Joe is wrong about a lot of things, but he's supporting the President on Iraq not from any hope of personal advantage or for reasons of deep, calculated strategy (try to figure out who I have in mind there) but because he thinks it's the right thing to do.
Now that really is off the Democrat reservation.
07 — Fences, neighbors. President Vicente Fox of Mexico has complained about the proposal to build a wall along the U.S.-Mexican border. Said Fox, quote:
By building these walls the United States is forcing us to deal with the problems of our failed economy. Unable any longer to export our poorest citizens to the U.S., we in Mexico's ruling classes will have to take our thumbs off Mexico's windpipe and free our people to live productive lives under a fair rule of law and economic liberty. We shall also lose the billions of dollars in remittances sent back every year by Mexicans working illegally in the U.S. — one of the major financial props holding up our rotten and unjust social system. This is a gross assault on the human rights of corrupt oligarchs everywhere.
End quote. Well, no, he didn't really say that. I made it up. If he had said that, he would have been speaking the truth; and that really would be news.

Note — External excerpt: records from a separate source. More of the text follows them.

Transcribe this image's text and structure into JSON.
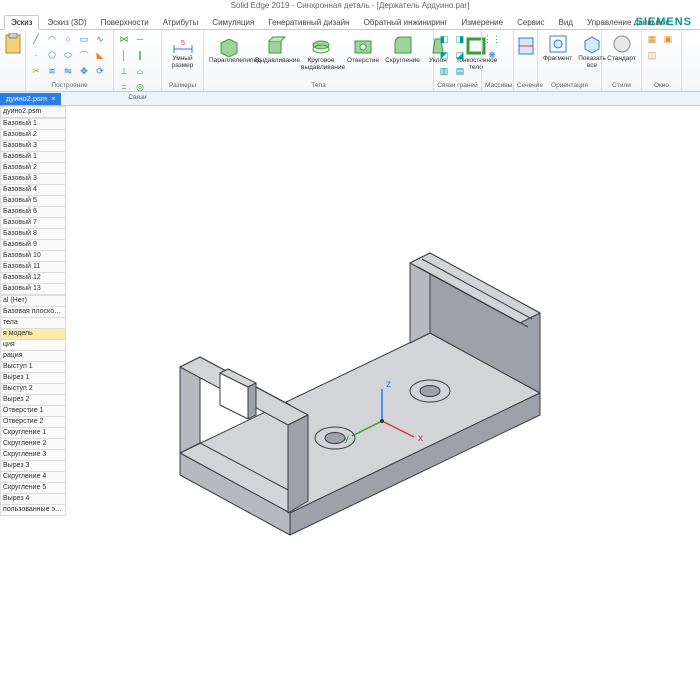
{
  "app_title": "Solid Edge 2019 - Синхронная деталь - [Держатель Ардуино.par]",
  "brand": "SIEMENS",
  "tabs": [
    {
      "label": "Эскиз"
    },
    {
      "label": "Эскиз (3D)"
    },
    {
      "label": "Поверхности"
    },
    {
      "label": "Атрибуты"
    },
    {
      "label": "Симуляция"
    },
    {
      "label": "Генеративный дизайн"
    },
    {
      "label": "Обратный инжиниринг"
    },
    {
      "label": "Измерение"
    },
    {
      "label": "Сервис"
    },
    {
      "label": "Вид"
    },
    {
      "label": "Управление данными"
    }
  ],
  "groups": {
    "g0": {
      "label": ""
    },
    "g1": {
      "label": "Построение"
    },
    "g2": {
      "label": "Связи"
    },
    "g3": {
      "label": "Размеры",
      "btn": "Умный\nразмер"
    },
    "g4": {
      "label": "",
      "btns": [
        "Параллелепипед",
        "Выдавливание",
        "Круговое\nвыдавливание",
        "Отверстие",
        "Скругление",
        "Уклон",
        "Тонкостенное\nтело"
      ]
    },
    "g5": {
      "label": "Тела"
    },
    "g6": {
      "label": "Связи граней"
    },
    "g7": {
      "label": "Массивы"
    },
    "g8": {
      "label": "Сечение"
    },
    "g9": {
      "label": "Ориентация",
      "btns": [
        "Фрагмент",
        "Показать\nвсе"
      ]
    },
    "g10": {
      "label": "Стили",
      "btn": "Стандарт"
    },
    "g11": {
      "label": "Окно"
    }
  },
  "doc_tab": {
    "name": "дуино2.psm",
    "close": "×"
  },
  "tree": [
    "дуино2.psm",
    "",
    "Базовый 1",
    "Базовый 2",
    "Базовый 3",
    "Базовый 1",
    "Базовый 2",
    "Базовый 3",
    "Базовый 4",
    "Базовый 5",
    "Базовый 6",
    "Базовый 7",
    "Базовый 8",
    "Базовый 9",
    "Базовый 10",
    "Базовый 11",
    "Базовый 12",
    "Базовый 13",
    "",
    "al (Нет)",
    "Базовая плоскость",
    "тела",
    "я модель",
    "ция",
    "рация",
    "Выступ 1",
    "Вырез 1",
    "Выступ 2",
    "Вырез 2",
    "Отверстие 1",
    "Отверстие 2",
    "Скругление 1",
    "Скругление 2",
    "Скругление 3",
    "Вырез 3",
    "Скругление 4",
    "Скругление 5",
    "Вырез 4",
    "пользованные эскизы"
  ],
  "tree_highlight_index": 22,
  "part": {
    "fill_top": "#d2d4d8",
    "fill_front": "#b7b9bf",
    "fill_side": "#9fa1a8",
    "edge": "#3a3c40",
    "axis_x": "#d33c3c",
    "axis_y": "#3a9d3a",
    "axis_z": "#2b7de9",
    "axis_labels": {
      "x": "x",
      "y": "y",
      "z": "z"
    }
  }
}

08 — Barbie torture. In all the hot air about torture recently, one egregious form of torture has gone unnoticed by everyone except the indefatigable reporters of the London Daily Telegraph.

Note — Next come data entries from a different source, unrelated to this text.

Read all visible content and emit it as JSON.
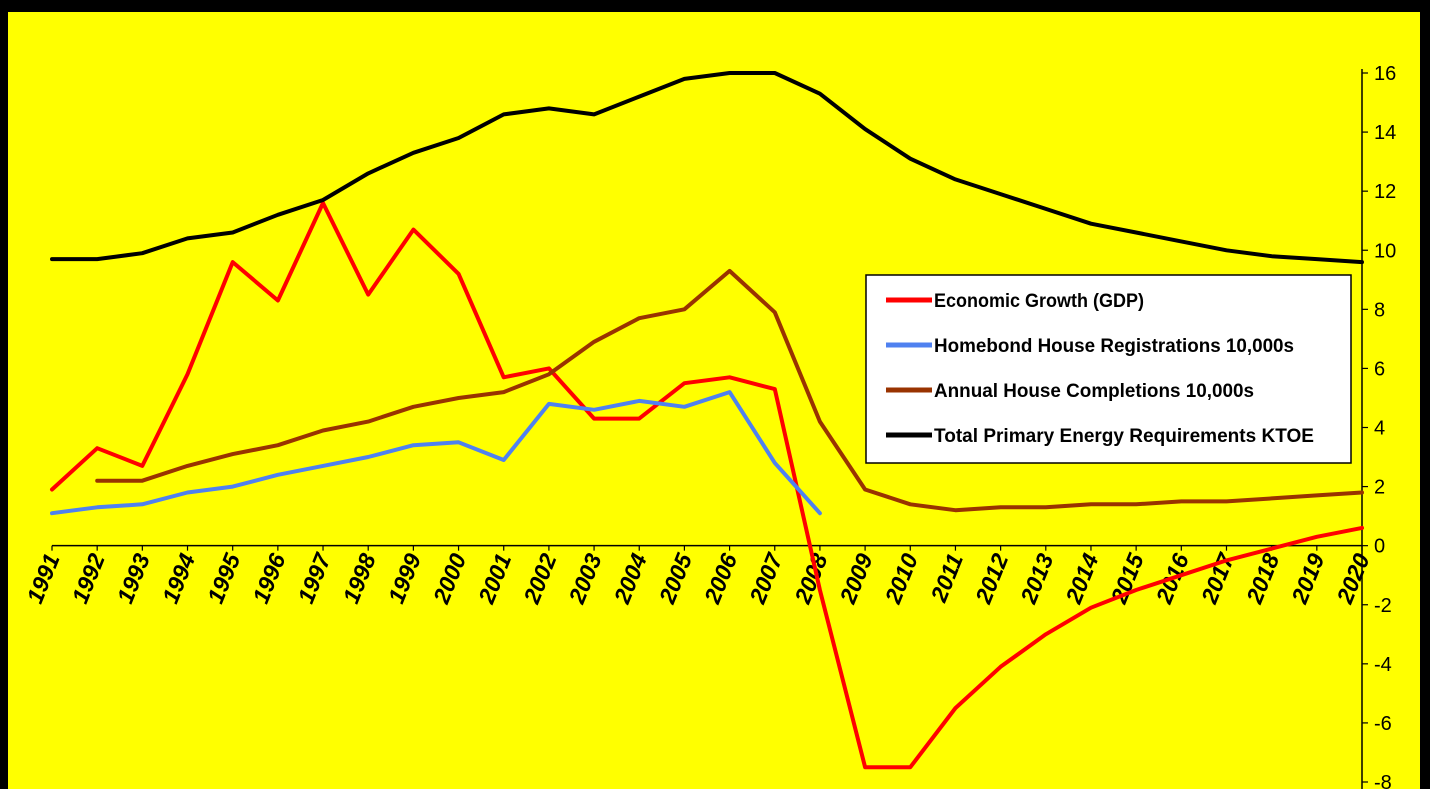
{
  "chart_data": {
    "type": "line",
    "title": "",
    "xlabel": "",
    "ylabel": "",
    "x": [
      "1991",
      "1992",
      "1993",
      "1994",
      "1995",
      "1996",
      "1997",
      "1998",
      "1999",
      "2000",
      "2001",
      "2002",
      "2003",
      "2004",
      "2005",
      "2006",
      "2007",
      "2008",
      "2009",
      "2010",
      "2011",
      "2012",
      "2013",
      "2014",
      "2015",
      "2016",
      "2017",
      "2018",
      "2019",
      "2020"
    ],
    "ylim": [
      -8,
      16
    ],
    "yticks": [
      16,
      14,
      12,
      10,
      8,
      6,
      4,
      2,
      0,
      -2,
      -4,
      -6,
      -8
    ],
    "y_axis_side": "right",
    "grid": false,
    "legend_placement": "right",
    "background_color": "#FFFF00",
    "series": [
      {
        "name": "Economic Growth (GDP)",
        "color": "#FF0000",
        "values": [
          1.9,
          3.3,
          2.7,
          5.8,
          9.6,
          8.3,
          11.6,
          8.5,
          10.7,
          9.2,
          5.7,
          6.0,
          4.3,
          4.3,
          5.5,
          5.7,
          5.3,
          -1.5,
          -7.5,
          -7.5,
          -5.5,
          -4.1,
          -3.0,
          -2.1,
          -1.5,
          -1.0,
          -0.5,
          -0.1,
          0.3,
          0.6
        ]
      },
      {
        "name": "Homebond House Registrations 10,000s",
        "color": "#4F81F0",
        "values": [
          1.1,
          1.3,
          1.4,
          1.8,
          2.0,
          2.4,
          2.7,
          3.0,
          3.4,
          3.5,
          2.9,
          4.8,
          4.6,
          4.9,
          4.7,
          5.2,
          2.8,
          1.1,
          null,
          null,
          null,
          null,
          null,
          null,
          null,
          null,
          null,
          null,
          null,
          null
        ]
      },
      {
        "name": "Annual House Completions 10,000s",
        "color": "#993300",
        "values": [
          null,
          2.2,
          2.2,
          2.7,
          3.1,
          3.4,
          3.9,
          4.2,
          4.7,
          5.0,
          5.2,
          5.8,
          6.9,
          7.7,
          8.0,
          9.3,
          7.9,
          4.2,
          1.9,
          1.4,
          1.2,
          1.3,
          1.3,
          1.4,
          1.4,
          1.5,
          1.5,
          1.6,
          1.7,
          1.8
        ]
      },
      {
        "name": "Total Primary Energy Requirements KTOE",
        "color": "#000000",
        "values": [
          9.7,
          9.7,
          9.9,
          10.4,
          10.6,
          11.2,
          11.7,
          12.6,
          13.3,
          13.8,
          14.6,
          14.8,
          14.6,
          15.2,
          15.8,
          16.0,
          16.0,
          15.3,
          14.1,
          13.1,
          12.4,
          11.9,
          11.4,
          10.9,
          10.6,
          10.3,
          10.0,
          9.8,
          9.7,
          9.6
        ]
      }
    ]
  }
}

This is Barbie torture. The Telegraph reports on a study carried out by one of those outfits that carry out studies, to ascertain how advertising influences children. Along the way the researchers discovered a plague of Barbie torturing going on behind the privet hedges and lace curtains of Old England. Quote:
The girls we spoke to see Barbie torture as a legitimate play activity. They see the torture as a cool activity, the researchers said. The mutilation ranged from cutting off hair to decapitating and putting the dolls in microwaves.

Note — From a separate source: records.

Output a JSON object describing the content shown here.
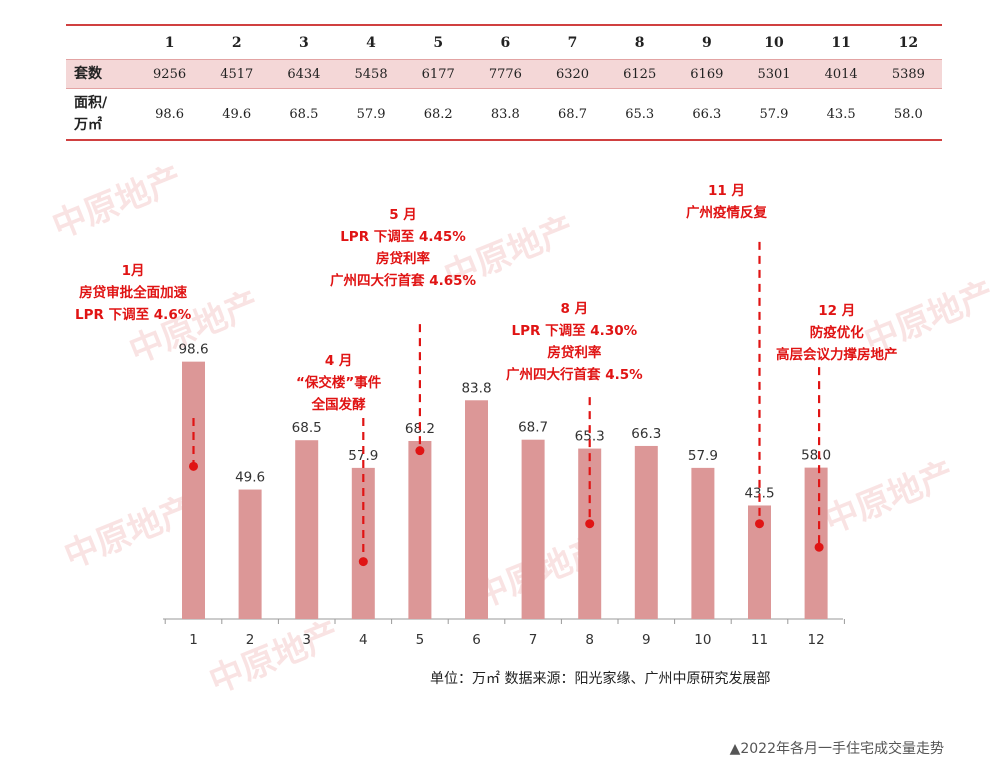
{
  "table": {
    "months": [
      "1",
      "2",
      "3",
      "4",
      "5",
      "6",
      "7",
      "8",
      "9",
      "10",
      "11",
      "12"
    ],
    "units_label": "套数",
    "units": [
      "9256",
      "4517",
      "6434",
      "5458",
      "6177",
      "7776",
      "6320",
      "6125",
      "6169",
      "5301",
      "4014",
      "5389"
    ],
    "area_label_line1": "面积/",
    "area_label_line2": "万㎡",
    "area": [
      "98.6",
      "49.6",
      "68.5",
      "57.9",
      "68.2",
      "83.8",
      "68.7",
      "65.3",
      "66.3",
      "57.9",
      "43.5",
      "58.0"
    ]
  },
  "chart_data": {
    "type": "bar",
    "categories": [
      "1",
      "2",
      "3",
      "4",
      "5",
      "6",
      "7",
      "8",
      "9",
      "10",
      "11",
      "12"
    ],
    "values": [
      98.6,
      49.6,
      68.5,
      57.9,
      68.2,
      83.8,
      68.7,
      65.3,
      66.3,
      57.9,
      43.5,
      58.0
    ],
    "value_labels": [
      "98.6",
      "49.6",
      "68.5",
      "57.9",
      "68.2",
      "83.8",
      "68.7",
      "65.3",
      "66.3",
      "57.9",
      "43.5",
      "58.0"
    ],
    "bar_color": "#dc9797",
    "annotation_color": "#e01414",
    "grid": false,
    "annotations": [
      {
        "month": "1",
        "lines": [
          "1月",
          "房贷审批全面加速",
          "LPR 下调至 4.6%"
        ]
      },
      {
        "month": "4",
        "lines": [
          "4 月",
          "“保交楼”事件",
          "全国发酵"
        ]
      },
      {
        "month": "5",
        "lines": [
          "5 月",
          "LPR 下调至 4.45%",
          "房贷利率",
          "广州四大行首套 4.65%"
        ]
      },
      {
        "month": "8",
        "lines": [
          "8 月",
          "LPR 下调至 4.30%",
          "房贷利率",
          "广州四大行首套 4.5%"
        ]
      },
      {
        "month": "11",
        "lines": [
          "11 月",
          "广州疫情反复"
        ]
      },
      {
        "month": "12",
        "lines": [
          "12 月",
          "防疫优化",
          "高层会议力撑房地产"
        ]
      }
    ]
  },
  "footnote": "单位：万㎡   数据来源：阳光家缘、广州中原研究发展部",
  "caption": "▲2022年各月一手住宅成交量走势",
  "watermark": "中原地产"
}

End quote. This is beyond awful. Poor Barbie! What does Senator McCain have to say about this? Where is the outrage? And where is Ken?
09 — Santarchy. Down in the Antipodes, of course Christmas comes in the middle of summer. Perhaps that goes som way to explain the following rather peculiar story from Auckland, New Zealand's biggest city.
I'm just going to quote the first few lines from the BBC News report.
About 40 men in ill-fitting Father Christmas costumes ran around Auckland vandalizing or stealing property and throwing bottles, police say. Two security guards were injured, and three of the men were arrested. A police spokesman described it as "fairly average behavior from an organized group of idiots."
End long quote. Well, "Santarchy," eh? It puts a whole new complexion on "Santa Claus is coming to town," doesn't it? Although personally, I'm just glad to hear a law-enforcement story from New Zealand that doesn't involve sheep. Ho ho ho!
10 — Signoff. Well, folks, that's another year on its way out. It had its ups and downs, as they all do, but we're still here, no thanks to Zarqawi, bin Laden, and their legions of lunatics; and many, many thanks to the brave men and women of the U.S. armed forces. God bless then every one, and the rest of us too.